What is incivility?  Pearson and Porath define it as “the exchange of seemingly inconsequential, inconsiderate words and deeds that violate conventional norms or workplace conduct.”  And, of course, what is determined to be “uncivil” is based upon an individuals own perceptions. For example it may be displayed very visibly such as:

*losing one’s temper, raising the voice volume and yelling at someone in a public place.  i.e. in the hallway, at a meeting or even at lunch

*withholding information or back-stabbing a person

*sabotaging and undermining  a project or intentionally seeking to destroy a person’s reputation


Sometimes this “bad behavior” shows itself in subtle ways, like,


*not returning e-mail or text. Not returning phone calls or missing a meeting.

*holding secret meetings

*ignoring or interrupting a person especially in public

*no longer using the words “please” or “thank you.”

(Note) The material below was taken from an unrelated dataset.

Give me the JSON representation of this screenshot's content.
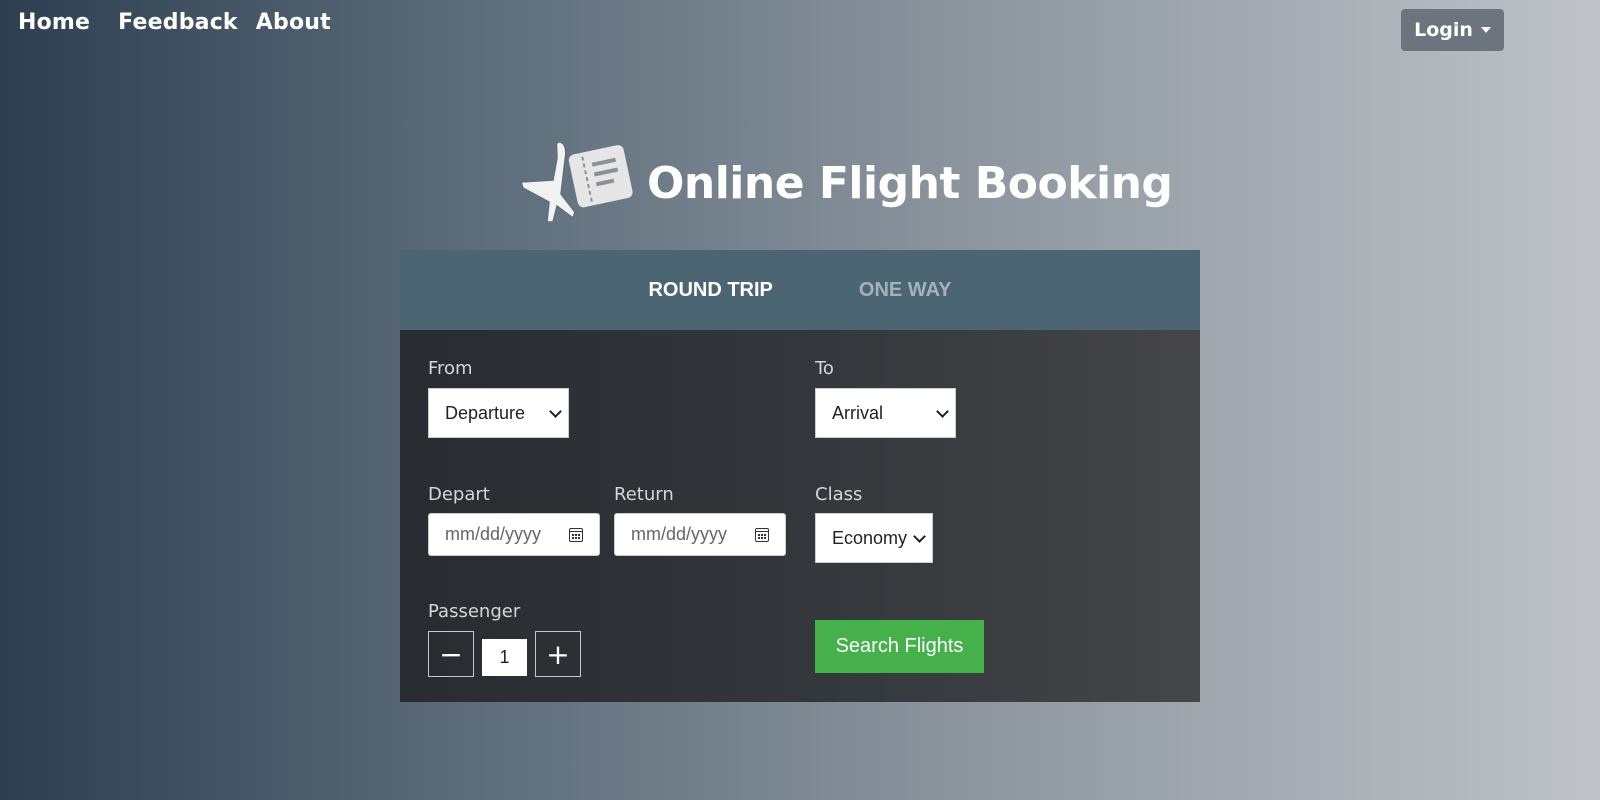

This uncivil behavior not only happens among co-workers but customers believe that disrespectful behavior is more common today than it was five years ago.  When was the last time you experienced rudeness from a “service worker” at a restaurant, department or grocery store or on the phone.  I remember hearing a marketing executive telling his sales force that the customer is always right and customer care was an absolute for creating more business.  So much for that!

So what does all this mean?  It means that people are being “mean” to people not just in the work force but in life.  It’s like there is a culture that doesn’t really care how you feel or think or what we call a “go to hell” attitude.  This is what incivility is–just plain rudeness.  Why should it even matter?  It matters because such unkindness or disrespect for another human being destroys not only another person (or seriously damages them) but also can destroy the organization.  When that happens stress and poor performance hurts the person(s) and the whole organization.

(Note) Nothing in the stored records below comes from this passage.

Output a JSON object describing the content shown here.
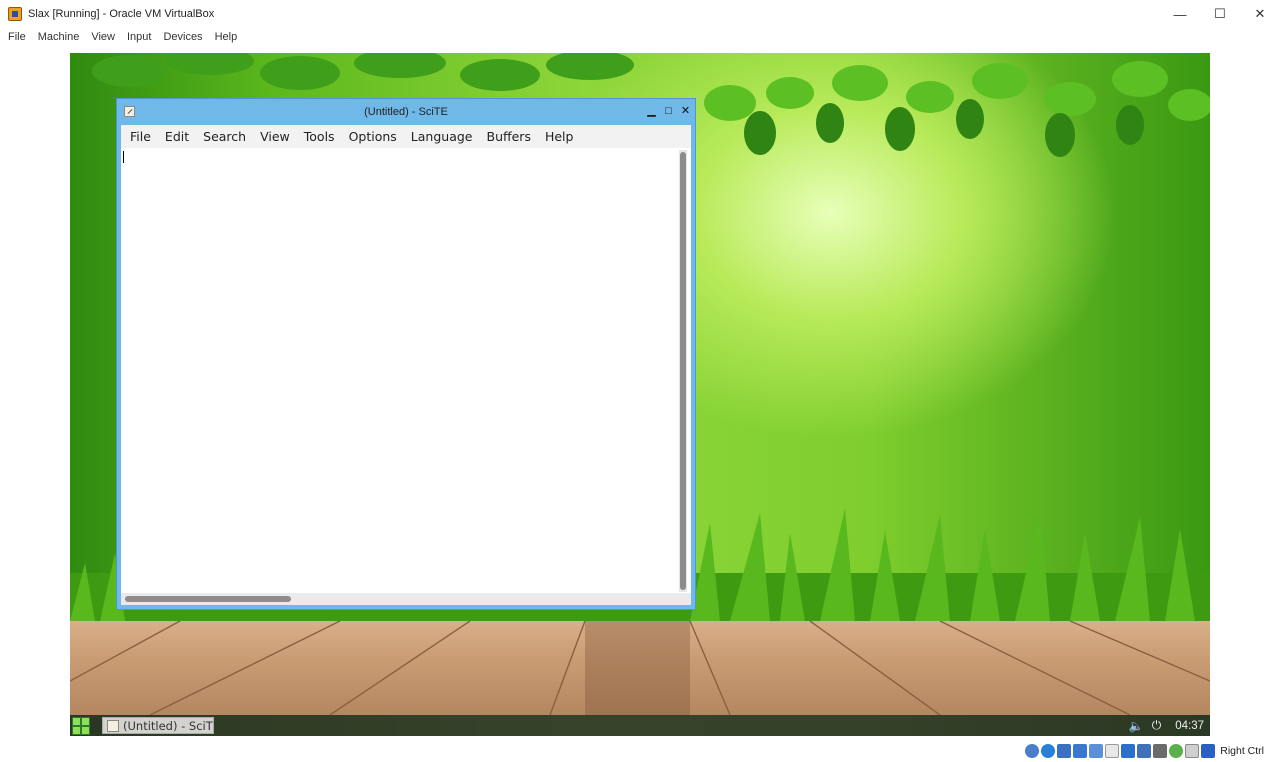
{
  "host_window": {
    "title": "Slax [Running] - Oracle VM VirtualBox",
    "controls": {
      "minimize": "—",
      "maximize": "☐",
      "close": "✕"
    },
    "menu": [
      "File",
      "Machine",
      "View",
      "Input",
      "Devices",
      "Help"
    ]
  },
  "guest": {
    "scite": {
      "title": "(Untitled) - SciTE",
      "controls": {
        "minimize": "▁",
        "maximize": "□",
        "close": "✕"
      },
      "menu": [
        "File",
        "Edit",
        "Search",
        "View",
        "Tools",
        "Options",
        "Language",
        "Buffers",
        "Help"
      ]
    },
    "taskbar": {
      "task_label": "(Untitled) - SciT",
      "clock": "04:37",
      "tray_icons": [
        "volume-icon",
        "power-icon"
      ]
    }
  },
  "status_bar": {
    "icons": [
      "hard-disk-icon",
      "optical-drive-icon",
      "audio-icon",
      "network-icon",
      "usb-icon",
      "shared-folders-icon",
      "display-icon",
      "video-capture-icon",
      "recording-icon",
      "cpu-icon",
      "mouse-integration-icon",
      "keyboard-icon"
    ],
    "host_key": "Right Ctrl"
  },
  "colors": {
    "scite_frame": "#6fb8e8",
    "taskbar": "#282828",
    "wallpaper_green": "#7fce2e"
  }
}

As a clergy for 33 years working in the church, I have witnessed firsthand how even religious people can shoot their on kind and crucify their leaders.  If people are doing that within the  church they are certainly doing the same thing in the community or wherever they go.

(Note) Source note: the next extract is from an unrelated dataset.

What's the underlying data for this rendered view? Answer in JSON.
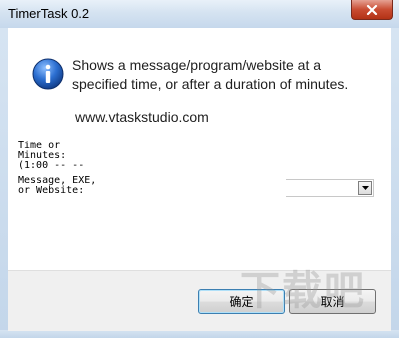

What can be done about it?  Here are a few things that  must be done.  Communicate or have discussions about the meaning of rudeness or uncivil behavior.  Educate people on what such behavior does, not only to a fellow human being, but the organization itself.  Organizations are always talking about their mission statement and the truth is that the mission statement doesn’t mean a thing if people are mean and cruel to one another.  If a mission statement is so important then make sure you teach your people about what is acceptable or unacceptable behavior. Create a written standard of behavior that seeks to build people up and what the consequences are for tearing them down.  Leaders should be the first to be involved in this process and for modeling civility and why it is so important.

What you are intentionally wanting and need to do is create a new culture that helps people become better people.  Better people equals better profits and a better organization.

I remember a good pastor friend telling me a couple of things that have always stayed with me.  He was referring to the institution of marriage but it is apropos to the culture of any institution.  First he said, “Jay you know how you fall in love?  You fall in love by saying nice things to each other.”  Secondly he said, “95% of life’s frustrations come from the tone of the voice.”

Life is about relationships and so are organizations.  If we just said nice things to one another and were aware of what we said and how we said it, it would change our lives and the culture around us.  Why be civil and intentionally seek to change our environments for the better?  Because our Creator made us to help and care for  one another and thus be all that we can be.  And, because it is simply the right thing to do–people matter!